Outside, the appraiser will inspect your home’s roof, soffit, and fascia to check for any signs of rotting or deterioration. They’ll inspect the pool and pool pump to check for any leaks or severe cracks near the lanai foundation.

Depending on the appraiser, they may or may not go up in the attic or on your roof. After the physical inspection of the home, the appraiser will research things like the assessed tax value of the property, current and recent sales prices for similar properties in the same general area and summarize that in their report.

Seeing what homes in your area are actually selling for – not the asking price – is a good way to know if your appraisal is accurate.

Are All Property Appraisers the Same?

Every state has their own specific requirements on how to become a property appraiser. In Florida, the appraisal industry is regulated by the state’s Department of Environmental Protection’s Bureau of Appraisal division.

Their guidelines for becoming a certified appraiser in Florida state, “To become a real estate appraiser in Florida, you must be at least 18 years old and hold a high school diploma. You need to complete the pre-licensing education and accumulate the required work hours under a certified appraiser’s supervision. Also, you will register with the Florida Real Estate Appraisal Board.”

A full detailing of what Florida requires to become a certified property appraiser can be found here.

In some cases, a home’s owner may question the appraised value of their property, wondering if its not too low for the current market conditions.

This can be common in the type of seller’s market Southwest Florida has been experiencing over the last 2 years or so, where buyers were standing in line to buy houses at what many industry professionals feel were unrealistically high prices.

Those scenarios can put a false hope into the heads of sellers, which is why a thorough and expert property appraisal is always a good idea.

Of course, there are other scenarios in which an appraiser’s valuation comes in a little higher than the seller or buyer were anticipating.

It makes sense that a home’s condition effects the appraisal value.
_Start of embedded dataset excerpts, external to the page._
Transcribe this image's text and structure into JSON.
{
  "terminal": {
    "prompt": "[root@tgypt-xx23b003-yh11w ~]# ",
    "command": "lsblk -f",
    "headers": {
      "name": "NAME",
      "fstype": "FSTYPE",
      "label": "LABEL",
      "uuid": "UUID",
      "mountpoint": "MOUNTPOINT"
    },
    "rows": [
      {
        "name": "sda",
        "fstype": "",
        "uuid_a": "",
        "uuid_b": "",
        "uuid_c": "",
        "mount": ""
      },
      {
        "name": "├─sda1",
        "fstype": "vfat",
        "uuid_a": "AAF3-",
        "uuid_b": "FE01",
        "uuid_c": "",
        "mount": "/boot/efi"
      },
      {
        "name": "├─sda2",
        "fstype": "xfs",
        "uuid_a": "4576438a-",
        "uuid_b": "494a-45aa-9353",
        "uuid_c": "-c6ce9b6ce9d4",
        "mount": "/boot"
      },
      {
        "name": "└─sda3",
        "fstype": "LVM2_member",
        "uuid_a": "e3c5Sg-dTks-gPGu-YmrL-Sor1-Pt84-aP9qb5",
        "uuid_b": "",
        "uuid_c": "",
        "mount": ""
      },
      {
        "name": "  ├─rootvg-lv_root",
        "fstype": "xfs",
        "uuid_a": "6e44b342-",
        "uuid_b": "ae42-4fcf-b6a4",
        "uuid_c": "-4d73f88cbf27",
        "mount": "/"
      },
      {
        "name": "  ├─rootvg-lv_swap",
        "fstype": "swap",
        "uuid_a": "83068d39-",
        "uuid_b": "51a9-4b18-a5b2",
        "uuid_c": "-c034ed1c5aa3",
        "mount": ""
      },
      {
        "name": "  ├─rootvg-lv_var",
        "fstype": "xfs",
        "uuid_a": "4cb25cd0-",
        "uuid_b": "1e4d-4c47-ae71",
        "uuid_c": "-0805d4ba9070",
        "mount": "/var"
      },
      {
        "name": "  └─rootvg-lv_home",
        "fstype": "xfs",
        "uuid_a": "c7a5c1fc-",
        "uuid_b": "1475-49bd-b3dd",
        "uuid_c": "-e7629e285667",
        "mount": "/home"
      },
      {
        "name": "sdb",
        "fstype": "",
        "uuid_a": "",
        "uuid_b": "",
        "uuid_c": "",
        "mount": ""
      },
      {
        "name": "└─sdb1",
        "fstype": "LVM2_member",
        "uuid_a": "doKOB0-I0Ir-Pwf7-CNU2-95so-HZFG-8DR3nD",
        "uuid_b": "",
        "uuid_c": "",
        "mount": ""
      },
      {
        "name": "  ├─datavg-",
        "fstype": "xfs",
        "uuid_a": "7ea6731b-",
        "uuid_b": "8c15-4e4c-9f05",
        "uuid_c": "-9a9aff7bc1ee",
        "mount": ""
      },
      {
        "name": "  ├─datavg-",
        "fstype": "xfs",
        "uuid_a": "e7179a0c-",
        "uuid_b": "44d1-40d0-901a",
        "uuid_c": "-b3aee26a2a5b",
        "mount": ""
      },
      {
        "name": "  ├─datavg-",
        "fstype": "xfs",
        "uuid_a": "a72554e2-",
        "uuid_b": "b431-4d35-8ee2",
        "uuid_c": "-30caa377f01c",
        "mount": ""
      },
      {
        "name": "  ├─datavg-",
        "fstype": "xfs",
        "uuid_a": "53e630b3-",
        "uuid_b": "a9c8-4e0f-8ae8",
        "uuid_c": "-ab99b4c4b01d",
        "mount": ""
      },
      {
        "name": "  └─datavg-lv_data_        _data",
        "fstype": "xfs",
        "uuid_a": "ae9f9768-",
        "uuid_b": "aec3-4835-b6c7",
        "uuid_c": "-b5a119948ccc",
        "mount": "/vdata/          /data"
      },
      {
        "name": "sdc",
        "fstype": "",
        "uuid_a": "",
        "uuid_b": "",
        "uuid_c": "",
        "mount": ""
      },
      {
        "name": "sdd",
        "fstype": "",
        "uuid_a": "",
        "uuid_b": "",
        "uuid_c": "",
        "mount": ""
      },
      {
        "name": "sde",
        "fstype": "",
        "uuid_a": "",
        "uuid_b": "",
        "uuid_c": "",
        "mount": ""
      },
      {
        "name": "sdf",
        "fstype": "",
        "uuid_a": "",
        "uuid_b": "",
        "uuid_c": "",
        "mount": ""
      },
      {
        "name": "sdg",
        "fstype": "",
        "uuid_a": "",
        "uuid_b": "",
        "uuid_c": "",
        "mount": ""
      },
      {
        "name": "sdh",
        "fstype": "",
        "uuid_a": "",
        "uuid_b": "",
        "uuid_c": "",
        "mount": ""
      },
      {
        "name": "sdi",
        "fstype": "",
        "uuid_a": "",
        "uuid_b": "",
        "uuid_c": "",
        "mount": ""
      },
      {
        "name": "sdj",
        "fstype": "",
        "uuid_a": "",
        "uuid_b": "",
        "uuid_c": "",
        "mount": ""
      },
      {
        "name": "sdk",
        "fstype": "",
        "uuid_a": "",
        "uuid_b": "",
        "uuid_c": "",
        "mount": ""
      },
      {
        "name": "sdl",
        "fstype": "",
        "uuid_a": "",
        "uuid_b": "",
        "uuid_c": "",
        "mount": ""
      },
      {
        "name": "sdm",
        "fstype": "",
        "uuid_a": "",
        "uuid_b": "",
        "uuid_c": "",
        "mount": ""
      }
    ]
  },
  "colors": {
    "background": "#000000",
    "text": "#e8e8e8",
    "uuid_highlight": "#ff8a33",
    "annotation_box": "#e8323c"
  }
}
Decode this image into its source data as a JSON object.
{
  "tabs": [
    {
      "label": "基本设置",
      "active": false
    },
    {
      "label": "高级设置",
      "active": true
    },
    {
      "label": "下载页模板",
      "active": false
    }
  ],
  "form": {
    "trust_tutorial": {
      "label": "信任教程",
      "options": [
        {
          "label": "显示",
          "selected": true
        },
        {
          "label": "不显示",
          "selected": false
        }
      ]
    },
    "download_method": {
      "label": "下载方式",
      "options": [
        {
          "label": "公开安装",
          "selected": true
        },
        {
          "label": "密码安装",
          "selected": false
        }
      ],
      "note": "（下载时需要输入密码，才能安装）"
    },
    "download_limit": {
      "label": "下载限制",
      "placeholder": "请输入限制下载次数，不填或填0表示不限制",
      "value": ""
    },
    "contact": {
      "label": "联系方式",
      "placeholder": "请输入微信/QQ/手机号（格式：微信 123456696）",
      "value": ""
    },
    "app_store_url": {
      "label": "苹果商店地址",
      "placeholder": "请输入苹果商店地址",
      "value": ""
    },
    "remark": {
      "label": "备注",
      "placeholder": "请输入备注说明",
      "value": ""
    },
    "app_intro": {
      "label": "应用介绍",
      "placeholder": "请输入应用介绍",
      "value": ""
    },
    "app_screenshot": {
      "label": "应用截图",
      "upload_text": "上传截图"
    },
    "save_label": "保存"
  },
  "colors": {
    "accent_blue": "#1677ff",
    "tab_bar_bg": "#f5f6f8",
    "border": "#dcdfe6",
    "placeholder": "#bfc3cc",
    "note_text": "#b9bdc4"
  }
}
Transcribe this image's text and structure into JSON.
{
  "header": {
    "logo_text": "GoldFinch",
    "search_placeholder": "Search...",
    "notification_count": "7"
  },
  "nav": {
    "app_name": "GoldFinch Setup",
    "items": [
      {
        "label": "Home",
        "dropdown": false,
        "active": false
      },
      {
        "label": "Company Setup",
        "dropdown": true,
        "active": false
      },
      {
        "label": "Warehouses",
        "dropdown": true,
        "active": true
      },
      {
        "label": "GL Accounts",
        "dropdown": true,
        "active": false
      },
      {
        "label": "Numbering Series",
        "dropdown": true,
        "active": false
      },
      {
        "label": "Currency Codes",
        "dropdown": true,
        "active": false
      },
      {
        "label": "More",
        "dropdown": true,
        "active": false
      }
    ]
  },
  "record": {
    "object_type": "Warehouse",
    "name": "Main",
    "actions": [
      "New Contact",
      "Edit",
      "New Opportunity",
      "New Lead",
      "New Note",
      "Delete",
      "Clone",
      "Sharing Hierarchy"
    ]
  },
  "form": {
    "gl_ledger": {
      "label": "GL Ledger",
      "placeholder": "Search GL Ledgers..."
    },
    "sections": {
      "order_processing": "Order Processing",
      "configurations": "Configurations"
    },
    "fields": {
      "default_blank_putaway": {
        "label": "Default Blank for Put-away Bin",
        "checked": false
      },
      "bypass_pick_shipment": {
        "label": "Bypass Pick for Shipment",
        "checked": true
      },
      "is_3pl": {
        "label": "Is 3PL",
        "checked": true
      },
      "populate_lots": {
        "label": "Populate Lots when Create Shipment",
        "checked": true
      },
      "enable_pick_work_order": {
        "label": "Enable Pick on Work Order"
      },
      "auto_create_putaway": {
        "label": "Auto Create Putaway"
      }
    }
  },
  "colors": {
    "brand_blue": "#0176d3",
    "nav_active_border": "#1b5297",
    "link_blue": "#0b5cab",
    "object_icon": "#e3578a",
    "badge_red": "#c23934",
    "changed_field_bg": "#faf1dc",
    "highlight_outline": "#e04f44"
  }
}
The more the appraiser finds to be deficient, the lower the value.

While they vary in terms of seriousness, things like a badly overgrown lawn or plants, a green, half-empty pool, peeling interior or exterior paint, or visible mold or mildew will affect the home’s appraised value.

The roof is a key to the home’s overall structure, and a good appraiser will not only get up on the roof and walk around but get into the attic to look at the underside of the roof’s plywood, any insulation or lack thereof, truss condition, air conditioning venting and much more.

This can reduce issues after closing regarding any serious concerns about the property.

If an appraisal report shows the home’s value is below the amount of the mortgage loan, the lender will likely deny the loan.

In today’s market, homes are appraising for at or above the asking price, in most circumstances, but the future of home prices and available inventory presents a lot of questions for the long-term housing market in Southwest Florida.